La collection du musée de Neuchâtel, une belle occasion de découvrir des peintres helvétiques

Constituée au début du XIXe siècle, la collection des peintures et dessins du Musée d’art et d’histoire de Neuchâtel fait l’objet d’un premier tome qui sera suivi de trois autres, afin de présenter sinon l’ensemble du moins les œuvres majeures appartenant au MAHN. Cette publication couvre la période allant de 1500 à 1900. L’origine de cette collection provient du don généreux et décisif d’un artiste peintre suisse, Maximilien de Meuron (1785- 1868), dont on peut voir dans l’ouvrage près d’une dizaine d’œuvres. Parmi elles, figurent les deux vues de Rome, exécutées en 1816, qui marquent précisément le point de lancement du musée de peinture de la ville suisse, jusqu’alors privée d’un tel établissement digne de ce nom et susceptible de répondre aux attentes d’une population désireuse de mieux connaître son patrimoine artistique.

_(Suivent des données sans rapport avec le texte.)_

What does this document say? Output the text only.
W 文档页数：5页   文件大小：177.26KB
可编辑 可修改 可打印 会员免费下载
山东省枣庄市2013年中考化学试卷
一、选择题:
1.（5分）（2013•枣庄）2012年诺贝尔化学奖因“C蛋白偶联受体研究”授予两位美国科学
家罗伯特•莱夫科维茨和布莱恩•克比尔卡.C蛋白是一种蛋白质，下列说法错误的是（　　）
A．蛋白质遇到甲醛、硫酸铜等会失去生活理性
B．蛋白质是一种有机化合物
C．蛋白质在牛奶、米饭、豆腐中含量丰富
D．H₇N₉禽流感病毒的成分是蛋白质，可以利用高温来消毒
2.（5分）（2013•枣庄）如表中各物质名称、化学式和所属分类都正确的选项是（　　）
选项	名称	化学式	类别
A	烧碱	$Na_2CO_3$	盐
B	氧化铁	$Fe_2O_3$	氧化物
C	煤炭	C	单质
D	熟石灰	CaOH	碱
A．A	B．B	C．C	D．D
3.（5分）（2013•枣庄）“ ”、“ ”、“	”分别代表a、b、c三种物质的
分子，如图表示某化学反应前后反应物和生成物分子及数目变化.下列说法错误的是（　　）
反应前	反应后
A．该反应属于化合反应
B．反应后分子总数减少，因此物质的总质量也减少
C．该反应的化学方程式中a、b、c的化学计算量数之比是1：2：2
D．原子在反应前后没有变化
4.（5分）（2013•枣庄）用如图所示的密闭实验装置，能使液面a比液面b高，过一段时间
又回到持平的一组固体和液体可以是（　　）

Ces deux huiles sur toile, représentant l’une la Rome ancienne avec ses ruines, l’autre la Rome moderne avec ses églises, témoignent à la fois de l’attrait de l’artiste pour l’Italie et de son style reconnaissable ailleurs, largement descriptif, soucieux des détails, mêlant nature et ville, le plus souvent baignées de lumière chaude et dorée. On sent chez lui cette influence du néoclassicisme allemand qui a formé d’autres peintres helvétiques.

 

Progressivement, grâce à une politique d’acquisitions par achats et surtout par legs conduite avec sérieux et ouverture, la collection du musée qui n’était alors qu’un bâtiment portant à son fronton l’inscription « BEAUX-ARTS » s’est amplifiée. De 150 tableaux et quelques 200  dessins au début des années 1880, la collection passait à 850 en 1907, puis à 2330 en 1953 pour atteindre en 2010 le chiffre de 4050 numéros d’inventaire. Toutes les catégories artistiques sont présentes, la section des paysages qui domine incontestablement s’étant trouvée rapidement complétée par un apport important de portraits.

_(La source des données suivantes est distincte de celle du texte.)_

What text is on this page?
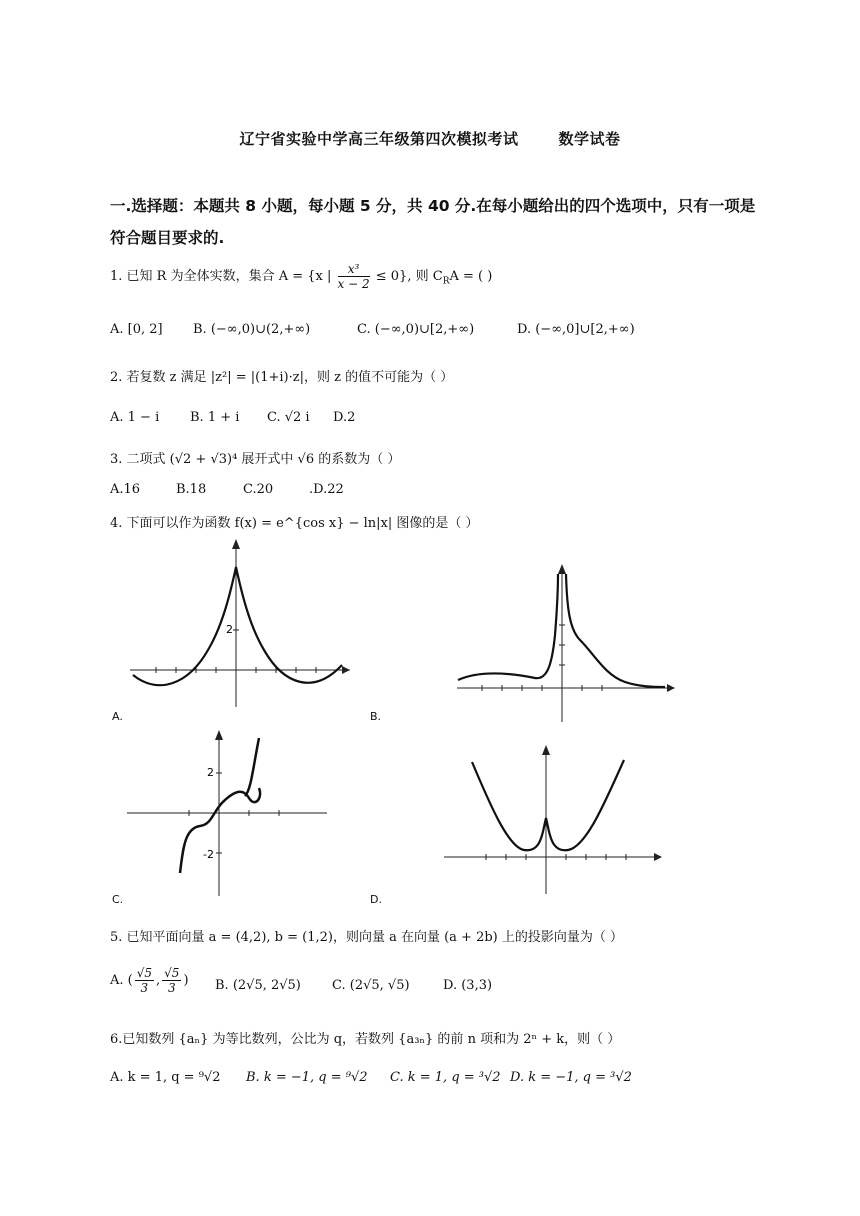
辽宁省实验中学高三年级第四次模拟考试	数学试卷
一.选择题：本题共 8 小题，每小题 5 分，共 40 分.在每小题给出的四个选项中，只有一项是符合题目要求的.
1. 已知 R 为全体实数，集合 A = {x | $\frac{\text{x³}}{x - 2} \le 0$}, 则 $C_RA$ = ( )
A. [0, 2] B. (−∞,0)∪(2,+∞)	C. (−∞,0)∪[2,+∞)	D. (−∞,0]∪[2,+∞)
2. 若复数 z 满足 |z²| = |(1+i)·z|，则 z 的值不可能为（ ）
A. 1 − i B. 1 + i C. √2 i D.2
3. 二项式 (√2 + √3)⁴ 展开式中 √6 的系数为（ ）
A.16	B.18	C.20	.D.22
4. 下面可以作为函数 f(x) = e^{cos x} − ln|x| 图像的是（ ）
2
A.	B.
2
-2
C.	D.
5. 已知平面向量 a = (4,2), b = (1,2)，则向量 a 在向量 (a + 2b) 上的投影向量为（ ）
A. ( $\frac{√5}{3}$ , $\frac{√5}{3}$ ) B. (2√5, 2√5) C. (2√5, √5)	D. (3,3)
6.已知数列 {aₙ} 为等比数列，公比为 q，若数列 {a₃ₙ} 的前 n 项和为 2ⁿ + k，则（ ）
A. k = 1, q = ⁹√2 B. k = −1, q = ⁹√2 C. k = 1, q = ³√2 D. k = −1, q = ³√2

A côté de peintres à la renommée établie comme Coypel, Corot, Sisley, Manet, Jongkind, Degas, les noms d’artistes moins ou peu connus voire ignorés du public apparaissent dans la solidité et la diversité de leur talent. La découverte de nombreux peintres suisses constituent une intéressante proposition, jusqu’alors rarement faite au public francophone. Plusieurs exemples servent cette démarche et le choix est suffisamment large pour pouvoir citer des noms sinon au hasard du moins en essayant de les rapprocher des œuvres qui intègrent cette publication. Décédé en 1807, Balthasar-Antoine Dunker figure au rang de ces graveurs méjugés qui ont travaillé à Berne et qui ont produit des vedute souvent de grande qualité, comme le prouve son dessin à l’encre, plume et lavis de sépia, réalisé sur le motif, montrant des maisons enserrées dans des montagnes abruptes. Lucernois, auteur de retables de style baroque et surtout de séries de costumes typiques suisses, Josef Reinhard fut aussi un portraitiste habile, comme on le voit avec le tableau où il campe avec brio un ami, Alexandre Girardet, qui selon ce que l’on lisait  dans « Le Recueil d’histoire nationale et d’archéologie » publié à Neuchâtel en 1869, était « un type bizarre, fantasque, mélange de talent, de drôlerie et d'humour…graveur, peintre, libraire, professeur et fripier d'habits » ! Son nom évoque une dynastie d’artistes portant aussi le nom de Girardet, notamment Edouard, né à Neuchâtel, spécialisé en scènes de genre. Ses frères, Karl et Paul ont également laissé des œuvres attachantes. Plusieurs toiles d’Alexandre Calame (1810-1864), révèle un habile aquarelliste et un interprète romantique des décors alpestres. Précisons qu’un autre Calame, Charles-Edouard, cousin du précédent, étudiant à Paris chez Léon Cogniet, se distingue par un élégant dessin à la plume où les détails des arbres et des rochers évoquent certaines gravures pittoresques flamandes. A citer encore Auguste Bachelin, non seulement peintre formé à Paris auprès de Charles Gleyre et Thomas Couture, mais aussi critique d’art et historien et à ce titre auteur de tableaux militaires. Quant à Frank Buchser, grand voyageur, il fait preuve d’un sens aigu des couleurs et des contrastes (Un insurgé espagnol, 1858). Bien d’autres artistes sont mentionnés avec en regard certains de leurs tableaux visibles au MAHN dont le célèbre Albert Anker, qui a été longtemps apprécié de toute la bourgeoisie du XIXe.


Un des mérites de cet ouvrage et non des moindres est donc de permettre de découvrir cet art proprement suisse, certes souvent cantonné à des aspects de la vie locale mais qui dépassant les académismes et parfois les frontières, a su s’exprimer par des innovations picturales et des effets originaux. Les notices rédigées par des étudiants en histoire de l’art, corrigées au besoin par des professeurs et des conservateurs, permettent de bien situer dans leur contexte social et artistique tous les peintres retenus dans le cadre de cette première parution. On trouvera en fin de volume des informations sur les expositions d’art qui se succédèrent à Neuchâtel et des données bibliographiques utiles sur les parcours des artistes et de leurs œuvres. La suite est attendue avec intérêt.  


Dominique Vergnon


Ouvrage collectif, La collection de peintures et de dessins du Musée d’art et d’histoire de Neuchâtel (1500-1900), Editions Ides et Calendes, 444 pages, 200 illustrations couleurs, relié, 49 euros.